Der wirtschaftliche und gesellschaftliche Aufschwung begann in Burghausen im Jahr 1916, als mit 403 Arbeitern und 44 Angestellten der Betrieb des Werkes der „Dr.Alexander-Wacker-Gesellschaft für elekrochemische Chemie KG“ aufgenommen wurde. Ursache für die Ansiedlung des Werkes in Burghausen war die für die Stromgewinnung günstige Lage Burghausens. Zwischen den Flüssen Alz und Salzach wurde ein 16 km langer Kanal ausgehoben, dessen Wasserkraft auch heute noch einen wichtigen Beitrag zur Energieversorgung des Werkes der jetzigen „Wacker Chemie AG“ leistet. Über die Jahre wuchs das Wacker-Werk Burghausen zum größten chemischen Industriebetrieb Bayerns.

Die Steuereinnahmen begannen zu fließen; Kultur, Freizeitangebot und Sport blühten auf. Unser Liebligsclub, der SV Wacker Burghausen entstand (siehe eigene Chronikseite).

Für weiteren Aufschwung und für weitere Arbeitsplätze sorgte der Bau des petrochemischen Werkes durch die Fa. Marathon zwischen 1965 und 68, welches heute das Werk Burghausen der ÖMV sowie der Borealis darstellt.

Die unterhalb der Burg zwischen Burg und Salzach gelegene historische „Altstadt“ wurde zu klein; aus den ersten nordwestlich der Burg gelegenen Siedlungen, hauptsächlich entstanden durch Zuzug von Arbeitskräften für die Industrie, begann die freilich weitaus weniger attraktive Neustadt von Burghausen zu wachsen.
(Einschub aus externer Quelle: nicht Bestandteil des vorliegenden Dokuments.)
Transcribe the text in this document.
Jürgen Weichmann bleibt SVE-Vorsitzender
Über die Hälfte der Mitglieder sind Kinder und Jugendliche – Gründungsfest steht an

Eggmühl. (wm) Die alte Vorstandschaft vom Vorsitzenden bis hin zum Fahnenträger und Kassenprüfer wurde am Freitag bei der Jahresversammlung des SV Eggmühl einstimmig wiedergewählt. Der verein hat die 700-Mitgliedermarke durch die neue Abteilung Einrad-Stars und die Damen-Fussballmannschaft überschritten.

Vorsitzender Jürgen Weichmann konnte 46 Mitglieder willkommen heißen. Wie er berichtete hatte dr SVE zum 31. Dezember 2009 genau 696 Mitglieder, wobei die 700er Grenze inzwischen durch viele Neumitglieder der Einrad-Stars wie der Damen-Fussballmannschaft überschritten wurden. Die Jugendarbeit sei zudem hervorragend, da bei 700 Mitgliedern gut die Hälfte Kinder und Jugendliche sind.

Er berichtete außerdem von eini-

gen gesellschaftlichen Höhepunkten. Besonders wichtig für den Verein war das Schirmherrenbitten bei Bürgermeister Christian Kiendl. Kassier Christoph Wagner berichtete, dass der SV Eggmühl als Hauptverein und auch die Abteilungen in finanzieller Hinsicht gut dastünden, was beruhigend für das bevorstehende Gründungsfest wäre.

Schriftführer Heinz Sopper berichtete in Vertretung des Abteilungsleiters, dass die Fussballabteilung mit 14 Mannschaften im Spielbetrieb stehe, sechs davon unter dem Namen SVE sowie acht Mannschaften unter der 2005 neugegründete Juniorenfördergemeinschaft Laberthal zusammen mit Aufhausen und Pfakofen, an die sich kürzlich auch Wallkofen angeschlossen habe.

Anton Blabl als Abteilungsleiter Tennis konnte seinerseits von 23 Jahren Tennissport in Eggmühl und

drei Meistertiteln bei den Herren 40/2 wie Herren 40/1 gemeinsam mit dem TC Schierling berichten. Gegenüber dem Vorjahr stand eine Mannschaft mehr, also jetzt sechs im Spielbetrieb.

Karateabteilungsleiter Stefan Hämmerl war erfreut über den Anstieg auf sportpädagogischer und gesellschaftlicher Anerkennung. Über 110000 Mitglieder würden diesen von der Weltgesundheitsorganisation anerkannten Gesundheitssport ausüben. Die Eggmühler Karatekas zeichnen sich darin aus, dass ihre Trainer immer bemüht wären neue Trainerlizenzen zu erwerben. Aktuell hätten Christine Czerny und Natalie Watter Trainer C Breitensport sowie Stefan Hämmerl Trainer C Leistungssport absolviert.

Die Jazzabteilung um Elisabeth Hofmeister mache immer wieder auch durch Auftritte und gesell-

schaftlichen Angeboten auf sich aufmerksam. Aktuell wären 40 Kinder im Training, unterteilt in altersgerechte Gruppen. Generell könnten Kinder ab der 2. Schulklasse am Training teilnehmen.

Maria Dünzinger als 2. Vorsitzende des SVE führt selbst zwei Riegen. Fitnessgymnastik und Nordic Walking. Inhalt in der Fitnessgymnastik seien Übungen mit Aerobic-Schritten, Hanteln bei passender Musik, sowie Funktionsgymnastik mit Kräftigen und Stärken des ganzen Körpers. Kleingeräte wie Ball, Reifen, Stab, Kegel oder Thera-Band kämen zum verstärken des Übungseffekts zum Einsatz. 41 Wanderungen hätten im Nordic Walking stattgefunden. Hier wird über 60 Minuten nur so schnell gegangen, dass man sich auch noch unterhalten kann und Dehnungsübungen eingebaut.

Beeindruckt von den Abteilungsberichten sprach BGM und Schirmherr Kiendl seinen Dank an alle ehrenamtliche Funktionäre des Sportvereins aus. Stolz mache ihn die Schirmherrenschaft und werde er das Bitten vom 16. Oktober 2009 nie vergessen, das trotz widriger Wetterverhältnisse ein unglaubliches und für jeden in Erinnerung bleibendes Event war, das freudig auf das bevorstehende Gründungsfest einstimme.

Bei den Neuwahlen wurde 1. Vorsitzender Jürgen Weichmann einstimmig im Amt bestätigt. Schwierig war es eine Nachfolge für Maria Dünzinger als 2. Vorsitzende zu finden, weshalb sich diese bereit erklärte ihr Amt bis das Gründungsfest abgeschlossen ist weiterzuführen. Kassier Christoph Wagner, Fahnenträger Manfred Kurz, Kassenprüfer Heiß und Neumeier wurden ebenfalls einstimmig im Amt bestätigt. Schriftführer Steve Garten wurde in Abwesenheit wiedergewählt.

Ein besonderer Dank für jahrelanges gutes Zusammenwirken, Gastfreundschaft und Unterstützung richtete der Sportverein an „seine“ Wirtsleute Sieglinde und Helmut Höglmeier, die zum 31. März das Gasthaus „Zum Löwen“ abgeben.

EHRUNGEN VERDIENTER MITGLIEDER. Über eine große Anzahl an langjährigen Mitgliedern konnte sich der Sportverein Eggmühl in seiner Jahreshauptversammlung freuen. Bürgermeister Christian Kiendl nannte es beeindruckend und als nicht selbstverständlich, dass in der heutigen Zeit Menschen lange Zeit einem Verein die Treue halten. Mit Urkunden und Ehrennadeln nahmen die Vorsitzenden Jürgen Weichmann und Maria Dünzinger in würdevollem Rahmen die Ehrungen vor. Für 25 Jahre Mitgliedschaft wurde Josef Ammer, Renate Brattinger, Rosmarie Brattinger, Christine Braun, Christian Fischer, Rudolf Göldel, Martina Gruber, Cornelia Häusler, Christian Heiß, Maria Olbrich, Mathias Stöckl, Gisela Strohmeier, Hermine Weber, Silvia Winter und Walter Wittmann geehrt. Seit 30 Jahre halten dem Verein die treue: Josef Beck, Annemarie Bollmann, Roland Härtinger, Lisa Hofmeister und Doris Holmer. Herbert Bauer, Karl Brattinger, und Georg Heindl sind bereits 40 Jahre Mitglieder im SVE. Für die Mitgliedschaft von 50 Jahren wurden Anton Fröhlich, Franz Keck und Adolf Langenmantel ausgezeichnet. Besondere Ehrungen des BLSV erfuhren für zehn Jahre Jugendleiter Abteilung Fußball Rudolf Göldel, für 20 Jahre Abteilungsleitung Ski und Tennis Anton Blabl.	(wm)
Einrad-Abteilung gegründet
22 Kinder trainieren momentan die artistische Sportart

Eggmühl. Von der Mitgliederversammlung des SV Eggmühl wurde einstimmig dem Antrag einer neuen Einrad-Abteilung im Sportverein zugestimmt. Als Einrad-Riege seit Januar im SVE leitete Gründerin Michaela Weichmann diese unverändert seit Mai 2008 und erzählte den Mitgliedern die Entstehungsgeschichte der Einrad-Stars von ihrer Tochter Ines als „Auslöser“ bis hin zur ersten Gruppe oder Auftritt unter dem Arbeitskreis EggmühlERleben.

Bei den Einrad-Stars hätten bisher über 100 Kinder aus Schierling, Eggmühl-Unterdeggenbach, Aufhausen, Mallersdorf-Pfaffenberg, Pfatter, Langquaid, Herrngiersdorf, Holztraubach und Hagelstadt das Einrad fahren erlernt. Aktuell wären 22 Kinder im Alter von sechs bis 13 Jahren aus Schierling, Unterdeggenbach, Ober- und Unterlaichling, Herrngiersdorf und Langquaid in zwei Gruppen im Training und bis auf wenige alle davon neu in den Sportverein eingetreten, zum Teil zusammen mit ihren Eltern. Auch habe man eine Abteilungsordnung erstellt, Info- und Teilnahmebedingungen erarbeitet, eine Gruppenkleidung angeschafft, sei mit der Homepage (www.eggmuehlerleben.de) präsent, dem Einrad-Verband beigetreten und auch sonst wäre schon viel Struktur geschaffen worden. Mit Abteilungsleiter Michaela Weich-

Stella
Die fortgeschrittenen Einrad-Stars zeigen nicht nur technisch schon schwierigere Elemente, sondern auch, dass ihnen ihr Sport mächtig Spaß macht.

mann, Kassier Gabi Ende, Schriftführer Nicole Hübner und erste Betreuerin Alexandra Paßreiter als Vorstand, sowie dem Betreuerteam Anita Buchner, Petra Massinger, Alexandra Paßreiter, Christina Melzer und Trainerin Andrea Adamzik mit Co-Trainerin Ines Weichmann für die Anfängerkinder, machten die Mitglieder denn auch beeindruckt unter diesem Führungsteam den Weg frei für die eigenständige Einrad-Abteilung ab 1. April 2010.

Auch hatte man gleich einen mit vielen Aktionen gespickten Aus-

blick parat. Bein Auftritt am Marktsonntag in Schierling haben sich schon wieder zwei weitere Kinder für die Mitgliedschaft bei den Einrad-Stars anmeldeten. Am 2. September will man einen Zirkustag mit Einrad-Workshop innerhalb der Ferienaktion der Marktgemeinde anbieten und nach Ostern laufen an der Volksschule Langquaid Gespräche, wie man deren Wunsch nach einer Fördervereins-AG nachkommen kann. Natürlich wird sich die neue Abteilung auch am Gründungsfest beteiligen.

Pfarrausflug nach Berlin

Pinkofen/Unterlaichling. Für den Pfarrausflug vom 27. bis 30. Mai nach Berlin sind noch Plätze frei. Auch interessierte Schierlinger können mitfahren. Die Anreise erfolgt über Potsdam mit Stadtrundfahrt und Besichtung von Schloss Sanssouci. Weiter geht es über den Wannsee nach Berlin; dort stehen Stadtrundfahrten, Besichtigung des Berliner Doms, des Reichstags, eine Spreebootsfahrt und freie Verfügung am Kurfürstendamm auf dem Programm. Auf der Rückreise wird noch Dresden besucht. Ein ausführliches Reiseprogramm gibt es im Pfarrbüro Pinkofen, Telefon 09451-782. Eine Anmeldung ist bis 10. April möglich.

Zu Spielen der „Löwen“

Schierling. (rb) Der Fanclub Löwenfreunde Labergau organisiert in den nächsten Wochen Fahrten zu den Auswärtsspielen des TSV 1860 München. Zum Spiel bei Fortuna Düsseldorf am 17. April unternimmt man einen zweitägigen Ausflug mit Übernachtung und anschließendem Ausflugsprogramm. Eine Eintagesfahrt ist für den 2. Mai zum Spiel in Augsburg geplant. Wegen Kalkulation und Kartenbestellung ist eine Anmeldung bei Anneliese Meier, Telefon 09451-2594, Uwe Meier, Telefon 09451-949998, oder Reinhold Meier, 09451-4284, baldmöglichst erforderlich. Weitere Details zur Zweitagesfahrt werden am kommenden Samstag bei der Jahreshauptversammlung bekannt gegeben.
Das Verhältnis der Einwohnerzahl zwischen Altstadt und Neustadt liegt inzwischen bei ca. 4.000 zu 14.000. Einkaufs- und Arbeitsalltag spielt sich größtenteils in der Neustadt ab, Behörden wie Rathaus und Finanzamt sind in der Altstadt untergebracht.

Die Altstadt

Die Altstadt hat einen sehr hohen Freizeit- und Erholungswert. Am großzügig angelegten Stadtplatz mit seinen wunderbaren, gut erhaltenen historischen Fassaden, zu Füßen der vorbildlich restaurierten Burg, lässt es sich in verschiedenen Gastgärten lange aushalten – spielt das Wetter mit, fühlt man sich an einen Urlaub im Süden erinnert. Mehrere traditionelle Handwerksbetriebe sind in der engen Gasse der Fußgängerzone „In den Grüben“ beheimatet, wo sich auch mehrere urige Kneipen und Bars befinden; auch eine traditionelle Braugaststätte gibt´s, wo hervorragendes, typisch bayerisches Weißbier ausgeschenkt wird.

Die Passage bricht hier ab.